OMB: Agencies must shed more gateways

Agencies have until the latter part of 2009 to begin operating approximately 79 Internet gateways that will serve the federal government under the Trusted Internet Connection (TIC), Karen Evans, Office of Management and Budget’s administrator for e-Government and information technology, said today.

The exact number of connections may change as some agencies provide more information and vendors establish TIC services, Evans said as she released a status report on the TIC initiative today. Evans also said the deadline for the TIC is "toward the end" of calendar year 2009, but did not provide a specific date.

The TIC effort should improve the federal government’s information security environment by making it easier to monitor data traffic on agencies’ connections, OMB said when it introduced the initiative last year.

“Fewer external connections means fewer vulnerabilities and better secured networks,” Evans said.

Agencies have reduced the number of their external connections to the Internet from 4,300 in January to 2,758 in May and shown progress toward meeting the goal of fewer than 100 connections that was established in June, Evans said.

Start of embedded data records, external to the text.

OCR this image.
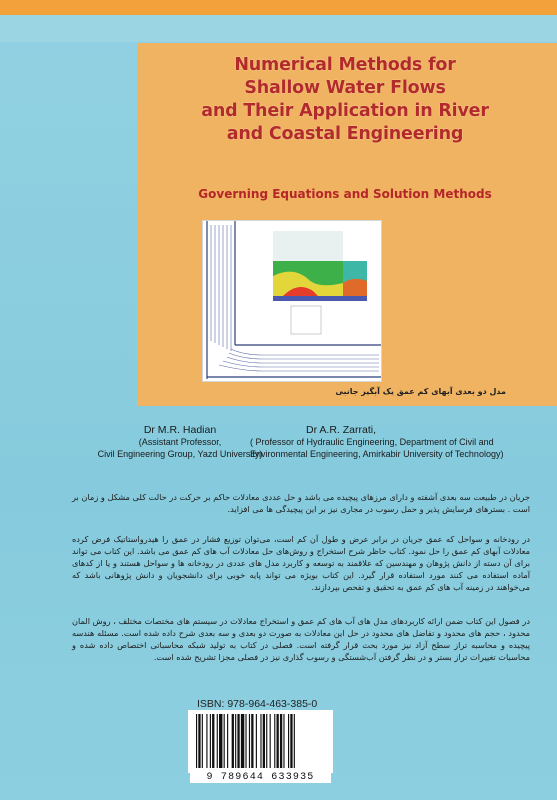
Numerical Methods for
Shallow Water Flows
and Their Application in River
and Coastal Engineering
Governing Equations and Solution Methods
مدل دو بعدی آبهای کم عمق یک آبگیر جانبی
Dr M.R. Hadian
(Assistant Professor,
Civil Engineering Group, Yazd University)
Dr A.R. Zarrati,
( Professor of Hydraulic Engineering, Department of Civil and
Environmental Engineering, Amirkabir University of Technology)
جریان در طبیعت سه بعدی آشفته و دارای مرزهای پیچیده می باشد و حل عددی معادلات حاکم بر حرکت در حالت کلی مشکل و زمان بر است . بسترهای فرسایش پذیر و حمل رسوب در مجاری نیز بر این پیچیدگی ها می افزاید.
در رودخانه و سواحل که عمق جریان در برابر عرض و طول آن کم است، می‌توان توزیع فشار در عمق را هیدرواستاتیک فرض کرده معادلات آبهای کم عمق را حل نمود. کتاب حاظر شرح استخراج و روش‌های حل معادلات آب های کم عمق می باشد. این کتاب می تواند برای آن دسته از دانش پژوهان و مهندسین که علاقمند به توسعه و کاربرد مدل های عددی در رودخانه ها و سواحل هستند و یا از کدهای آماده استفاده می کنند مورد استفاده قرار گیرد. این کتاب بویژه می تواند پایه خوبی برای دانشجویان و دانش پژوهانی باشد که می‌خواهند در زمینه آب های کم عمق به تحقیق و تفحص بپردازند.
در فصول این کتاب ضمن ارائه کاربردهای مدل های آب های کم عمق و استخراج معادلات در سیستم های مختصات مختلف ، روش المان محدود ، حجم های محدود و تفاضل های محدود در حل این معادلات به صورت دو بعدی و سه بعدی شرح داده شده است. مسئله هندسه پیچیده و محاسبه تراز سطح آزاد نیز مورد بحث قرار گرفته است. فصلی در کتاب به تولید شبکه محاسباتی اختصاص داده شده و محاسبات تغییرات تراز بستر و در نظر گرفتن آب‌شستگی و رسوب گذاری نیز در فصلی مجزا تشریح شده است.
ISBN: 978-964-463-385-0
9 789644 633935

OMB originally set a goal for 50 connections to serve all federal agencies. It raised that number after reviewing the statements of capability that agencies submitted to OMB last month.

OMB must still reconcile the difference between the 235 connections that agencies in total reported as their target and its calculated target of 79 agency connections, Evans said.

The TIC would standardize individual external network connections so agencies can provide the connections for themselves or use the services of TIC Access Providers, which would be modeled after the shared-service provider concept in other consolidation initiatives. Vendors under the General Services Administration’s Networx governmentwide network and telecommunications contract will have the opportunity to demonstrate their technical capabilities to also provide TIC services.

To meet the goal of fewer than 100 trusted Internet connections, the status report stated that 17 agencies acting as single-service providers and one agency as a shared-services provider would establish 79 TICs. Networx providers could potentially offer 10 TIC locations.

However, five agencies have not met at least 90 percent of the technical requirement and the remaining 121 mostly smaller federal agencies would seek service from an approved TIC Access Provider, OMB said.

TIC is one of the security initiatives for which agencies accomplished the initial milestones by June 30. Agencies also demonstrated that their networks are ready for the transition to to IPv6, the next-generation Internet protocol, and for implementing a security standard, the Federal Desktop Core Configuration, for Microsoft’s XP and Vista operating systems.